The village, 45 miles southwest of Villahermosa, is near the border of heavily flooded Tabasco state and linked to the same river systems. The landslide was the latest damage caused by a week of devastating flooding and heavy rains that left 80 percent of Tabasco under water, destroying or damaging the homes of about half a million people.
Chiapas officials said between 12 and 16 people were missing and feared buried, while the federal Interior Department placed the number at 16. No bodies have been found.
“A severe landslide on a hill fell into the Grijalva River, causing an abrupt displacement of water that momentarily covered the village,” the department said in a statement.
Meanwhile, at least 20,000 people in nearby Tabasco remained trapped Monday on the rooftops of homes as hungry and dehydrated victims scrambled for government packages of food and medicine.
Gov. Andres Granier ordered central streets in the state capital of Villahermosa closed to all but rescue workers to prevent looting.

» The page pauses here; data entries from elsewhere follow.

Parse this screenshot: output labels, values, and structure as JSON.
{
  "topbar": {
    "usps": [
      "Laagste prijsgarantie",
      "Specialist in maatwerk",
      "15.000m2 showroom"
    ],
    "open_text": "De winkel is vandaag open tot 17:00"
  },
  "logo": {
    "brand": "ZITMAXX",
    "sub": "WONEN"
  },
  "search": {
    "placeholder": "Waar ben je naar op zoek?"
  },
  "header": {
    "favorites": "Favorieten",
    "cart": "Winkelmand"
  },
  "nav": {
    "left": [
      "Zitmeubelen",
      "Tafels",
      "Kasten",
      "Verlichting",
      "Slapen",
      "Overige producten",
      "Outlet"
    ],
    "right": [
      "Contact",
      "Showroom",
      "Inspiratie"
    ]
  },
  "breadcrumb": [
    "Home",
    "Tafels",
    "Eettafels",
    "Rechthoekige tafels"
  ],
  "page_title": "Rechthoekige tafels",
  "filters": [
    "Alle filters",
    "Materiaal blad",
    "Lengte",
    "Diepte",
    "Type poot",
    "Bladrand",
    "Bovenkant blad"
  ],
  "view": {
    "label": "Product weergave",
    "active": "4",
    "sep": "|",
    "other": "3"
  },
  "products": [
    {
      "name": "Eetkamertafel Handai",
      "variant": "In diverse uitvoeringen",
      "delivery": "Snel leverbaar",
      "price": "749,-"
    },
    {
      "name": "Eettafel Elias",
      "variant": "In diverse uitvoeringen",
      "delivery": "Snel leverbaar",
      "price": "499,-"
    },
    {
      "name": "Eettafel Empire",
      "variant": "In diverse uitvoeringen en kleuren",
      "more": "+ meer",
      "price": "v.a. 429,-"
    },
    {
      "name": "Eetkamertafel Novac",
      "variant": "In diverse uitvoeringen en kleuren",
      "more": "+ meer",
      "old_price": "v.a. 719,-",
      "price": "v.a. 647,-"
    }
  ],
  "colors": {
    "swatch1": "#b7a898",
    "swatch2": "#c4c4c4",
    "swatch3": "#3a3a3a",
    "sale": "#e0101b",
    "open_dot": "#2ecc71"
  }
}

Authorities said two more bodies were found Sunday in the brackish waters covering much of the region. If the deaths are confirmed to have been caused by the flooding, the disaster’s death toll would stand at 10.
Mexican government officials worked furiously to distribute aid, and authorities continued trolling the water-filled streets looking for stranded residents.
Villahermosa, the state capital, was still completely under water, though river levels had begun to drop after rising to historic levels.
Desperation grew among residents who could not get their hands on government-supplied food and water or who found themselves cut off from crucial medical supplies. Garbage piled up in the murky waters days after the city suspended most public services including trash collection.